Group 1 Automotive, Inc. (NYSE:GPI)

CAPS Rating: 3 out of 5

The Company is an operator in the automotive retail industry, which through its operating subsidiaries, markets and sells a range of automotive products and services.


Player Avatar NetscribeRetail (89.06) Submitted: 5/22/2007 9:14:48 AM : Underperform Start Price: $37.44 GPI Score: -92.96

The important figures for auto sales are out with total vehicle sales for January down by 4.7% and a dip in daily selling rate by 8.5%. Despite this weakness Group 1 Automotive were able to improve their first-quarter total revenues by 7.4%, thanks to its recent dealership acquisition. However, on a same-store basis revenues declined by 2.3% on account of lower volumes growth in New Orleans market.

Gross margin eroded by 50 bps as a result of 60 bps declines in both new vehicle and parts and service margins. New vehicle margins were impacted by continuing weakness in the company’s domestic stores, with Ford F-Series sales down 25% and lower Chrysler margins reflecting a decrease in manufacturer dealer incentives and rebates realized. Group 1’s margins were also negatively impacted by continued weakness in the California market.

A significant reduction in domestic inventory levels to 69 days’ supply from 99 days supply’ has ensured improvement in New vehicle inventory days’ supply by 6 days to 57 days. As a result of these inventory reductions, weighted average floorplan borrowings declined $28.7 million, partially offsetting a 73 bps increase in the weighted average interest rate.

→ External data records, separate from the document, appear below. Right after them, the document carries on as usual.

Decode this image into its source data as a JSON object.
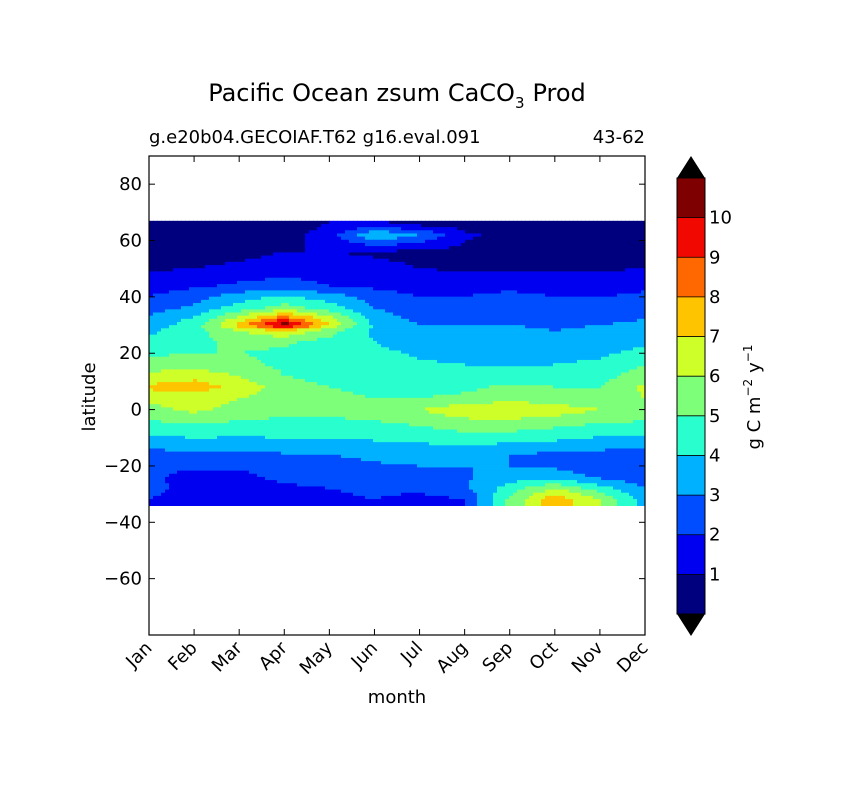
{
  "chart_data": {
    "type": "heatmap",
    "title": "Pacific Ocean zsum CaCO",
    "title_subscript": "3",
    "title_suffix": "Prod",
    "subtitle_left": "g.e20b04.GECOIAF.T62 g16.eval.091",
    "subtitle_right": "43-62",
    "xlabel": "month",
    "ylabel": "latitude",
    "x_categories": [
      "Jan",
      "Feb",
      "Mar",
      "Apr",
      "May",
      "Jun",
      "Jul",
      "Aug",
      "Sep",
      "Oct",
      "Nov",
      "Dec"
    ],
    "ylim": [
      -80,
      90
    ],
    "y_ticks": [
      80,
      60,
      40,
      20,
      0,
      -20,
      -40,
      -60
    ],
    "y_tick_labels": [
      "80",
      "60",
      "40",
      "20",
      "0",
      "−20",
      "−40",
      "−60"
    ],
    "data_lat_range": [
      -34,
      67
    ],
    "colorbar": {
      "label": "g C m",
      "label_exp1": "−2",
      "label_mid": "y",
      "label_exp2": "−1",
      "levels": [
        0,
        1,
        2,
        3,
        4,
        5,
        6,
        7,
        8,
        9,
        10,
        11
      ],
      "tick_labels": [
        "1",
        "2",
        "3",
        "4",
        "5",
        "6",
        "7",
        "8",
        "9",
        "10"
      ],
      "colors": [
        "#00007f",
        "#0000f1",
        "#004dff",
        "#00b1ff",
        "#29ffce",
        "#7dff7a",
        "#ceff29",
        "#ffc400",
        "#ff6800",
        "#f10800",
        "#7f0000"
      ],
      "under_color": "#000000",
      "over_color": "#000000"
    },
    "grid": false,
    "values_lat_rows_top_to_bottom": {
      "lat": [
        66,
        62,
        56,
        50,
        44,
        40,
        36,
        32,
        30,
        28,
        24,
        20,
        16,
        12,
        8,
        4,
        0,
        -4,
        -8,
        -12,
        -16,
        -20,
        -24,
        -28,
        -32
      ],
      "rows": [
        [
          0.5,
          0.5,
          0.5,
          0.5,
          1.0,
          1.2,
          0.6,
          0.5,
          0.5,
          0.5,
          0.5,
          0.5
        ],
        [
          0.5,
          0.5,
          0.5,
          0.5,
          1.5,
          4.0,
          3.0,
          1.2,
          0.6,
          0.5,
          0.5,
          0.5
        ],
        [
          0.6,
          0.6,
          0.7,
          1.0,
          1.0,
          0.9,
          0.8,
          0.7,
          0.6,
          0.6,
          0.6,
          0.6
        ],
        [
          0.9,
          1.0,
          1.2,
          1.5,
          1.4,
          1.2,
          1.0,
          0.9,
          0.9,
          0.9,
          0.9,
          1.0
        ],
        [
          1.6,
          1.8,
          2.2,
          2.5,
          2.0,
          1.8,
          1.6,
          1.5,
          1.5,
          1.4,
          1.5,
          1.8
        ],
        [
          2.0,
          2.6,
          3.5,
          4.2,
          3.5,
          2.5,
          2.0,
          2.0,
          2.5,
          2.0,
          2.0,
          2.2
        ],
        [
          2.6,
          3.2,
          4.5,
          5.5,
          4.5,
          3.0,
          2.5,
          2.6,
          2.8,
          2.6,
          2.6,
          2.6
        ],
        [
          3.2,
          4.2,
          6.5,
          9.0,
          6.5,
          3.5,
          2.8,
          2.9,
          3.0,
          2.8,
          2.8,
          3.0
        ],
        [
          3.5,
          4.5,
          7.5,
          10.8,
          7.0,
          3.8,
          3.0,
          3.0,
          3.0,
          2.9,
          3.0,
          3.2
        ],
        [
          3.8,
          4.6,
          6.0,
          7.0,
          5.5,
          3.8,
          3.2,
          3.1,
          3.1,
          3.0,
          3.1,
          3.4
        ],
        [
          4.2,
          4.8,
          5.2,
          5.2,
          4.6,
          4.0,
          3.6,
          3.4,
          3.3,
          3.2,
          3.3,
          3.8
        ],
        [
          4.8,
          5.0,
          5.0,
          4.8,
          4.5,
          4.2,
          3.9,
          3.7,
          3.6,
          3.6,
          3.8,
          4.4
        ],
        [
          5.5,
          5.5,
          5.3,
          4.8,
          4.5,
          4.3,
          4.1,
          4.0,
          3.9,
          4.0,
          4.2,
          5.0
        ],
        [
          6.3,
          6.6,
          6.0,
          5.0,
          4.6,
          4.4,
          4.3,
          4.3,
          4.3,
          4.4,
          4.6,
          5.6
        ],
        [
          7.2,
          7.6,
          6.6,
          5.5,
          5.0,
          4.8,
          4.7,
          4.8,
          5.2,
          5.0,
          5.0,
          6.2
        ],
        [
          6.3,
          6.5,
          6.0,
          5.5,
          5.2,
          5.0,
          5.0,
          5.2,
          5.6,
          5.4,
          5.3,
          6.0
        ],
        [
          5.6,
          6.3,
          5.6,
          5.4,
          5.4,
          5.6,
          6.0,
          6.7,
          7.0,
          6.5,
          6.0,
          6.0
        ],
        [
          5.0,
          5.2,
          5.0,
          4.8,
          4.8,
          5.0,
          5.3,
          5.8,
          5.8,
          5.6,
          5.2,
          5.0
        ],
        [
          4.2,
          4.4,
          4.3,
          4.3,
          4.2,
          4.3,
          4.6,
          5.0,
          5.0,
          4.6,
          4.3,
          4.2
        ],
        [
          3.5,
          3.6,
          3.6,
          3.7,
          3.8,
          3.9,
          4.0,
          4.1,
          4.0,
          3.8,
          3.6,
          3.4
        ],
        [
          2.6,
          2.7,
          2.8,
          2.9,
          3.0,
          3.2,
          3.3,
          3.2,
          3.0,
          2.8,
          2.6,
          2.5
        ],
        [
          2.4,
          2.2,
          2.1,
          2.4,
          2.6,
          2.9,
          3.0,
          3.0,
          3.0,
          2.8,
          2.4,
          2.2
        ],
        [
          2.3,
          1.5,
          1.8,
          2.2,
          2.5,
          2.7,
          2.8,
          2.9,
          3.5,
          3.6,
          2.8,
          2.3
        ],
        [
          2.1,
          1.9,
          1.6,
          1.8,
          2.0,
          2.2,
          2.4,
          2.8,
          4.5,
          6.0,
          4.5,
          3.0
        ],
        [
          2.0,
          1.8,
          1.5,
          1.6,
          1.8,
          2.0,
          1.5,
          2.0,
          5.2,
          7.8,
          6.0,
          3.5
        ]
      ]
    }
  }
}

It is expected that total industry-wide sales of new vehicles throughout 2007 will be lower than 2006 and remain highly competitive. Group 1 has already lowered its 2007 full-year guidance to $3.75-$4.05 per diluted share from $4.00-$4.25. The uncertain automotive retailer industry indicates clear signals to investors to wait before investing in Group 1 Automotive.